I woke up to a colourful morning of the 27th June to be greeted with the news from America about the legalization of same-sex marriages. The White House was illuminated in rainbow colours celebrating this historical verdict, facebook profile pictures turned a palette of rainbow stripes as a part of celebrating pride and equality, and everywhere people were talking about how ‘love wins’. That this verdict should come just a week before the American Independence Day on 4th July might be only a coincidence but it makes the entire mood and spirit of the public more jubilant and the celebrations galore.
But how did the rainbow flag come to be a symbol of the Gay pride movement? Gilbert Baker, who designed the original rainbow flag in 1978 had said in an interview, “We needed something that expressed us. The rainbow really fits that, in terms of: we’re all the colors, and all the genders and all the races. It’s a natural flag; the rainbow is in the sky and it’s beautiful. It’s a magical part of nature.”
The recognition of homosexuality as something as ‘natural’ and ‘magical’ has met with strong opposition through the years, particularly from conventional Christians’ fanatic following of certain passages in the Bible. Leviticus 20:13 of the Bible says,
“If a man lies with a male as he lies with a woman, both of them have committed an abomination. They shall surely be put to death. Their blood shall be upon them”.
For all these years, such few mentions of homosexuality in the Bible were used as the perfect weapon of revolt to regard homosexuality as ‘unnatural’ and ‘sinful’. It has taken a long time and continuous struggle by the LGBT community for Christians to realise that the Bible, more than anything, asks people to be compassionate and that such statements are often read without context. Also, it is argued, that the Bible says a lot of other things are sinful and unnatural like eating pork, wearing polyester, playing football but we do them anyway.
In contrast, Greek culture showed and recognized homosexuality in its epics.

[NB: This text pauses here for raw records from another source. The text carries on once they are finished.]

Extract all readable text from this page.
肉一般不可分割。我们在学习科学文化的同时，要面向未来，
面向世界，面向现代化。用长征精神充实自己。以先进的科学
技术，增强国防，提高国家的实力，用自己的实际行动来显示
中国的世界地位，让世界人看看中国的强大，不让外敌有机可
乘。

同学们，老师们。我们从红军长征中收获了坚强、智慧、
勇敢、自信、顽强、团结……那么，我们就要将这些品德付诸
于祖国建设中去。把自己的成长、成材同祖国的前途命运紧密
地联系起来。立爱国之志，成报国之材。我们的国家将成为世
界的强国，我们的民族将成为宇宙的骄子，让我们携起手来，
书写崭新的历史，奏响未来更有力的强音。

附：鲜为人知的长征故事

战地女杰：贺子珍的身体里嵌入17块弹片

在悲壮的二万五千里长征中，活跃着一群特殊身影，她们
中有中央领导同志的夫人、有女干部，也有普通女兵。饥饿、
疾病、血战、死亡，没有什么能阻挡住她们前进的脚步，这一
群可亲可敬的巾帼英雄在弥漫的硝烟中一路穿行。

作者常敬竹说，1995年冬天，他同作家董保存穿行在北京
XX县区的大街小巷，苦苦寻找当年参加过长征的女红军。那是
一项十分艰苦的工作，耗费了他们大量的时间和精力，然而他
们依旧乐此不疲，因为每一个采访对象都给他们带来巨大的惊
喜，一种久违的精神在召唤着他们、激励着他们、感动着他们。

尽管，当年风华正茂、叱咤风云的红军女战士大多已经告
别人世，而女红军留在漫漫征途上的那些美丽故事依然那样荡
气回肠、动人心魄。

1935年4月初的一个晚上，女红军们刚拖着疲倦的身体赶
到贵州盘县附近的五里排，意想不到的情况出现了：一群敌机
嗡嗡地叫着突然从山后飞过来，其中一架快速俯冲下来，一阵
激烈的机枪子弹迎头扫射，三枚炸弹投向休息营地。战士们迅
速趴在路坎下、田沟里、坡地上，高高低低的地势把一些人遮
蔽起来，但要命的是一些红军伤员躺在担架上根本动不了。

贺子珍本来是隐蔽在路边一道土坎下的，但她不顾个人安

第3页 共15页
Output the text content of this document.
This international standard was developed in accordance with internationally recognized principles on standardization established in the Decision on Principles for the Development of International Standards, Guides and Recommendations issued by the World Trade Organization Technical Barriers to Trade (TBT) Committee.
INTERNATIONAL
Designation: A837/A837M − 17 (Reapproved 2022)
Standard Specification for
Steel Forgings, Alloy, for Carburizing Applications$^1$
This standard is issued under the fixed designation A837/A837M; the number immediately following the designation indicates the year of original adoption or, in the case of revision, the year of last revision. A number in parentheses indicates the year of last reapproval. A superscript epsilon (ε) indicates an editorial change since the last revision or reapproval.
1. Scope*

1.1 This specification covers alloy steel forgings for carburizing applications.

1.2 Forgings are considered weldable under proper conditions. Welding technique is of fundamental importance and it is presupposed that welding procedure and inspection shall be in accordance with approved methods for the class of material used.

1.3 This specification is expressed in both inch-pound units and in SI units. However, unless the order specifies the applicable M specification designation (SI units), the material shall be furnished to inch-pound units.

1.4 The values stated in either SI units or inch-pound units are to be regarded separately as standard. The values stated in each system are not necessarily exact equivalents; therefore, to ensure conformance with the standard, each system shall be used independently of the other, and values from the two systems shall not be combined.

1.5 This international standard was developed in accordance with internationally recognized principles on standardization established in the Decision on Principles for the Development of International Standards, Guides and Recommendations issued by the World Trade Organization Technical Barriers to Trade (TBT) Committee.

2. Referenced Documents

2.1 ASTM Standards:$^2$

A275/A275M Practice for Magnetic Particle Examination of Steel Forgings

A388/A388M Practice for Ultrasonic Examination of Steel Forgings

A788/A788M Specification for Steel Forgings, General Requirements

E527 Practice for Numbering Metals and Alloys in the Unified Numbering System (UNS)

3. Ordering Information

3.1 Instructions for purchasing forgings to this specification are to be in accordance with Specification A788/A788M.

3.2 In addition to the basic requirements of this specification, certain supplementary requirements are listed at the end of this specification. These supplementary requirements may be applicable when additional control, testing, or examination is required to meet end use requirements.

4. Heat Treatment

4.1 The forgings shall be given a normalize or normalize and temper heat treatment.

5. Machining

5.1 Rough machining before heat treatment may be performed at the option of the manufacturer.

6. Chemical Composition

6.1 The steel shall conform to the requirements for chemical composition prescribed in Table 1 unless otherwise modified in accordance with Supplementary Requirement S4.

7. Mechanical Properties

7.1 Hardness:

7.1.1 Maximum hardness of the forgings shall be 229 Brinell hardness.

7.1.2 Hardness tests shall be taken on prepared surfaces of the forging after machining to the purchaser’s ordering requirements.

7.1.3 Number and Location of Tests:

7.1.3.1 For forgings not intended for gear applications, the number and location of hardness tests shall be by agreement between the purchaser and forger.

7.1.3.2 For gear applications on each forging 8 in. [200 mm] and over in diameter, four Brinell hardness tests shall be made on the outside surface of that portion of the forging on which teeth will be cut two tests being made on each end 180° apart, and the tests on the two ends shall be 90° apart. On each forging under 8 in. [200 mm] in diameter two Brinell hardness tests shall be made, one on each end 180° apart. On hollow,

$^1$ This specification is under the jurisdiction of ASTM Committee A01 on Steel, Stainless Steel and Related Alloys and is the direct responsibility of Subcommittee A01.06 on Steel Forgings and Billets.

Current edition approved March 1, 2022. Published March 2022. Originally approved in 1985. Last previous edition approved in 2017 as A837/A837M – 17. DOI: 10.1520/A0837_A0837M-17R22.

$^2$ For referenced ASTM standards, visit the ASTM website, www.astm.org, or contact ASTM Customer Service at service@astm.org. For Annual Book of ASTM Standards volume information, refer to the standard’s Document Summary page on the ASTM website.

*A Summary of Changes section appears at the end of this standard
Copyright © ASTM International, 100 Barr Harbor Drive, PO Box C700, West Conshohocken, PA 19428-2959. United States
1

The heroic love between Achilles and Patroclus and that between Alexander the Great and his childhood friend Hephaestion became inspiration to modern gay lovers.
Moving to the Indian context, where same-sex marriage is still not legalized, the famous Kama Sutra states that homosexual sex “is to be engaged in and enjoyed for its own sake as one of the arts.” Also, Vyasa shows Shikhandi in the Mahabharata as embodying all queer people – from gays to lesbians to Hijras to transgendered people to hermaphrodites to bisexuals! In this sense, it would be safe to say that Aryan culture recognized homosexuality much before the rest of the world did. And yet, we are still waiting for gay marriage to be legalized here.